将人安排好了雅间后,妈妈这才从房内出来,吩咐着外头几名看守去带几名最貌美的男倌过来。
此刻里头坐着的三人,除了青鸾外,另二人倒算是自在。
有婢女将那酒菜盛上,秦朝云一双修长纤细的腿随意一放,再没那娇贵郡主模样,眼下端的是翩翩风流公子派头。
门外缓缓而入四名男倌,个个衣衫薄如蝉翼,隐约间可瞧见那里头露出的肌肤,细腻而纤瘦的身姿。
朝云目光堪堪地扫过这几人,待他们朝三人行礼坐下后,朝云看向中间那名手中抱着琵琶,嗓音压下道:
“就你,给小爷弹一首开心点的曲子,弹得好重重有赏。”
说完,她将那沉重的荷包撂在桌面上,几人本是瞧见这三位小公子生得比自己还要貌美而且分外瘦弱的模样,心中正盘算着如何服侍,此刻一见那沉甸甸的的荷包顿时起了精神。

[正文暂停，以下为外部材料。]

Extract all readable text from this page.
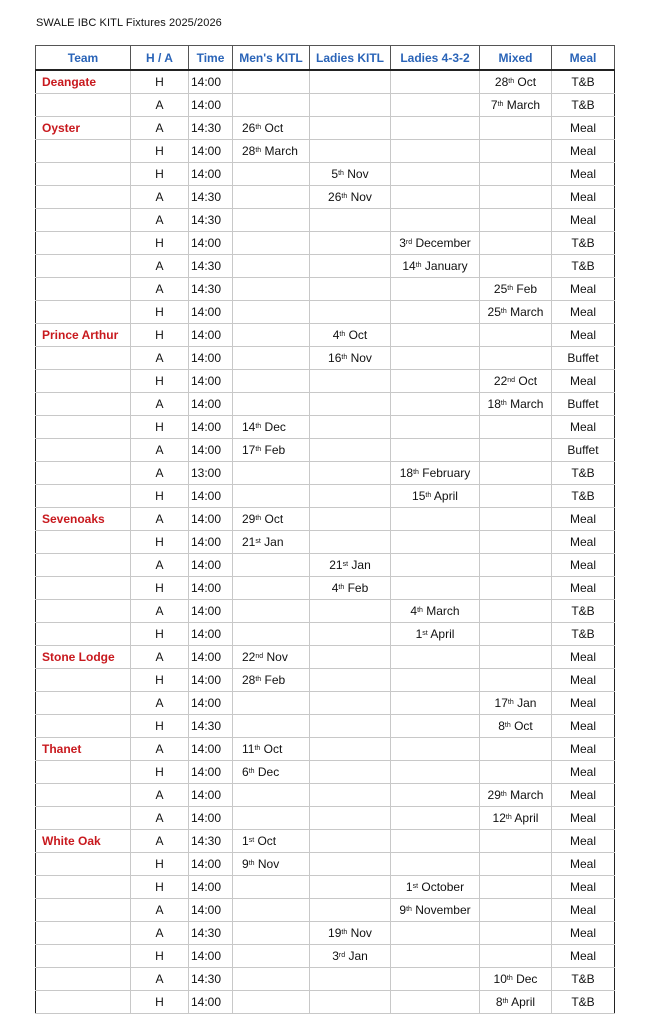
SWALE IBC KITL Fixtures 2025/2026
Team	H / A	Time	Men's KITL	Ladies KITL	Ladies 4-3-2	Mixed	Meal
Deangate	H	14:00				28th Oct	T&B
	A	14:00				7th March	T&B
Oyster	A	14:30	26th Oct				Meal
	H	14:00	28th March				Meal
	H	14:00		5th Nov			Meal
	A	14:30		26th Nov			Meal
	A	14:30					Meal
	H	14:00			3rd December		T&B
	A	14:30			14th January		T&B
	A	14:30				25th Feb	Meal
	H	14:00				25th March	Meal
Prince Arthur	H	14:00		4th Oct			Meal
	A	14:00		16th Nov			Buffet
	H	14:00				22nd Oct	Meal
	A	14:00				18th March	Buffet
	H	14:00	14th Dec				Meal
	A	14:00	17th Feb				Buffet
	A	13:00			18th February		T&B
	H	14:00			15th April		T&B
Sevenoaks	A	14:00	29th Oct				Meal
	H	14:00	21st Jan				Meal
	A	14:00		21st Jan			Meal
	H	14:00		4th Feb			Meal
	A	14:00			4th March		T&B
	H	14:00			1st April		T&B
Stone Lodge	A	14:00	22nd Nov				Meal
	H	14:00	28th Feb				Meal
	A	14:00				17th Jan	Meal
	H	14:30				8th Oct	Meal
Thanet	A	14:00	11th Oct				Meal
	H	14:00	6th Dec				Meal
	A	14:00				29th March	Meal
	A	14:00				12th April	Meal
White Oak	A	14:30	1st Oct				Meal
	H	14:00	9th Nov				Meal
	H	14:00			1st October		Meal
	A	14:00			9th November		Meal
	A	14:30		19th Nov			Meal
	H	14:00		3rd Jan			Meal
	A	14:30				10th Dec	T&B
	H	14:00				8th April	T&B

中间的男倌眉眼风情一笑,十指纤纤地拨动弦线,分外清脆的一声,紧随着那男倌指尖灵活,乐曲侃侃而出,悠扬地,带着一丝缠绵的,一曲情乐奏响。
朝云与妙妙饮下几杯酒,余下清倌瞧着自己无甚可做的,便起身转动到朝云三人身旁,主动斟酒。
靠着朝云的清倌,低眸间瞧见她雪腮细腻,浓睫蜷翘眼底一片秋色潋滟,又思及妈妈方才嘱咐,心中一动。

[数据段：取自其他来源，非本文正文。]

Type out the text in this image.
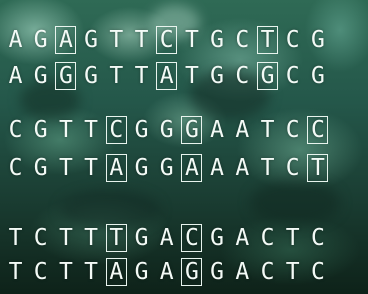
A G A G T T C T G C T C G
A G G G T T A T G C G C G
C G T T C G G G A A T C C
C G T T A G G A A A T C T
T C T T T G A C G A C T C
T C T T A G A G G A C T C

目光游离至朝云束了玉带的腰间,一盏酒空,男倌眼底泛笑,又给她斟满一杯。
指尖从而自然地握住朝云的腕上,男倌眉眼分外俊丽,一颦一笑地倒是勾人。
朝云眼底有些酒意,瞧了他半晌,这人眉毛倒是生得极好,她下意识抬手欲去戳男倌的眉,还未触及便将目光挪动停在男倌那双眼上。
这双眼是有双褶的桃花目,也算好看,但不是凤眸啊。
“可惜了。”朝云喃声一句,收了手,眼底划过一抹怅惆。
燕妙妙听见了,她皱眉看向那男倌,手肘碰了碰朝云的,一脸恨她不争气的模样开口:“喂秦绾绾,咱来都来了对吧,你瞧瞧这小哥儿多俏的一张脸,是他不够体贴吗?”

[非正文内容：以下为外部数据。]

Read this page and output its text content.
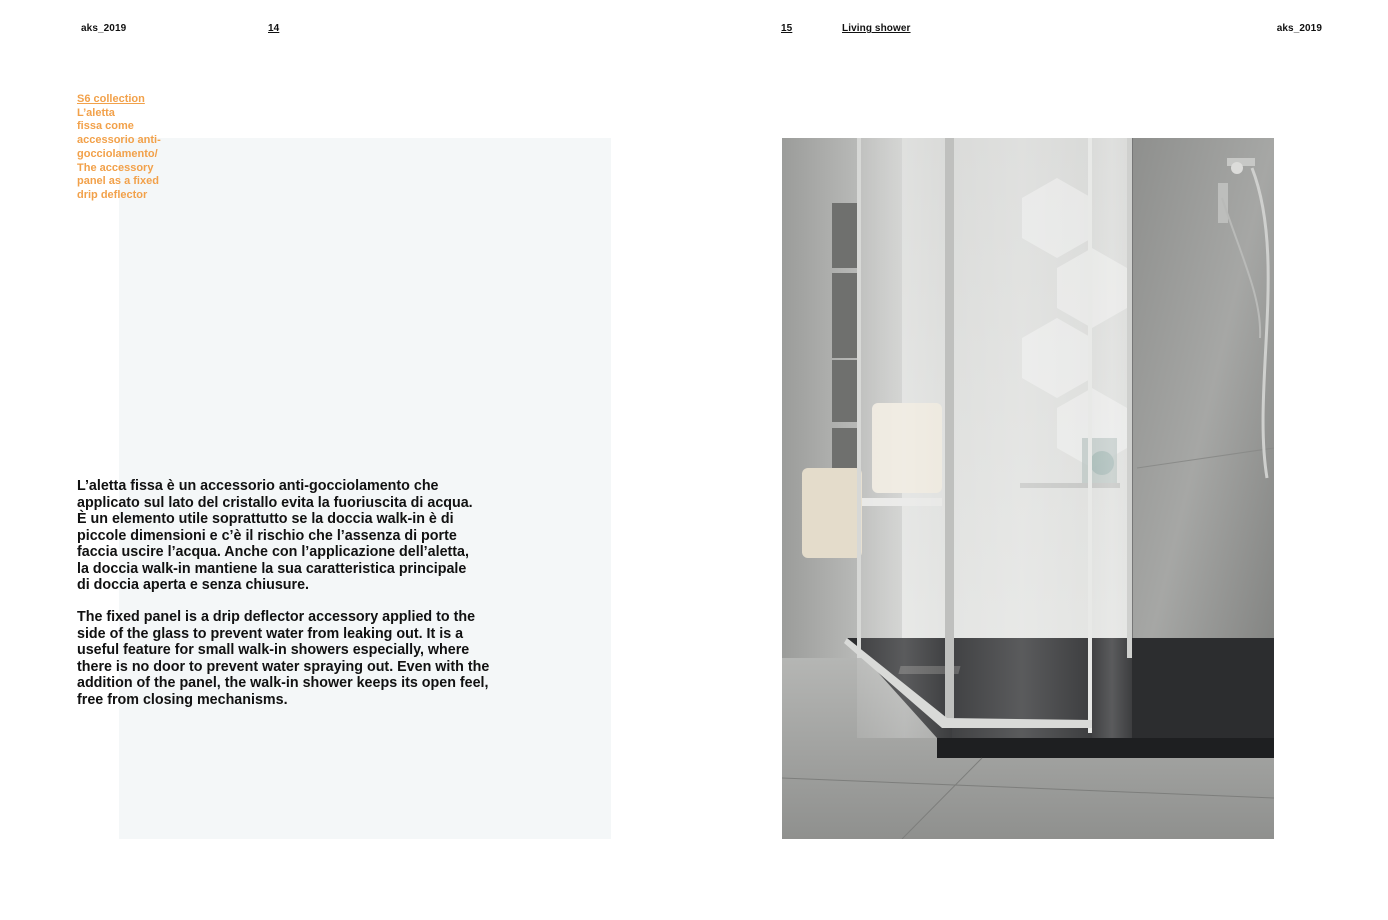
aks_2019	14	15	Living shower	aks_2019
S6 collection
L’aletta
fissa come
accessorio anti-
gocciolamento/
The accessory
panel as a fixed
drip deflector

L’aletta fissa è un accessorio anti-gocciolamento che
applicato sul lato del cristallo evita la fuoriuscita di acqua.
È un elemento utile soprattutto se la doccia walk-in è di
piccole dimensioni e c’è il rischio che l’assenza di porte
faccia uscire l’acqua. Anche con l’applicazione dell’aletta,
la doccia walk-in mantiene la sua caratteristica principale
di doccia aperta e senza chiusure.

The fixed panel is a drip deflector accessory applied to the
side of the glass to prevent water from leaking out. It is a
useful feature for small walk-in showers especially, where
there is no door to prevent water spraying out. Even with the
addition of the panel, the walk-in shower keeps its open feel,
free from closing mechanisms.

她一说这话,男倌脸上显出几分怜弱之感,他抬手给朝云碗中夹了几块清爽酒菜。
朝云看他一眼,有些复杂。
但心中也瞬间懂得,为何春风楼的男倌分外出名了……
长得好看,又会体贴人,是挺不错的。
是挺不错的……
夜色朦胧,窗牖罅隙中灌入一阵风,屋内青帘游动,朝云眼底清醒几分。
拍开了男倌欲碰自己的手,又觉有些脸烫,她低声解释:“我不喜别人碰我。”
除却周焰外,她是确然不喜旁人碰她的。
此刻虽是听燕妙妙的鬼主意,出来寻欢作乐,但心中还是有些抵触。
想到此处,秦朝云一双清凌凌的眼眸掀动,望向窗外夜景,心中五味杂陈的。
酒过三巡后,外头夜色越来越沉,百花巷的灯火却是越来越亮堂,喧嚣声与酒乐声一遍遍夹杂。
春风楼外。
一身月白锦袍的男人,面容冷峻,身旁的程明璋见惯他这模样,笑着拍他肩膀:
“又不是第一回 儿来了,做什么害羞样子。”
他故意调侃着,知晓周焰最烦秦楼楚馆,每逢来此,他都一副煞人模样,惹得平常温柔美艳的伶妓们都不敢上前侍奉他。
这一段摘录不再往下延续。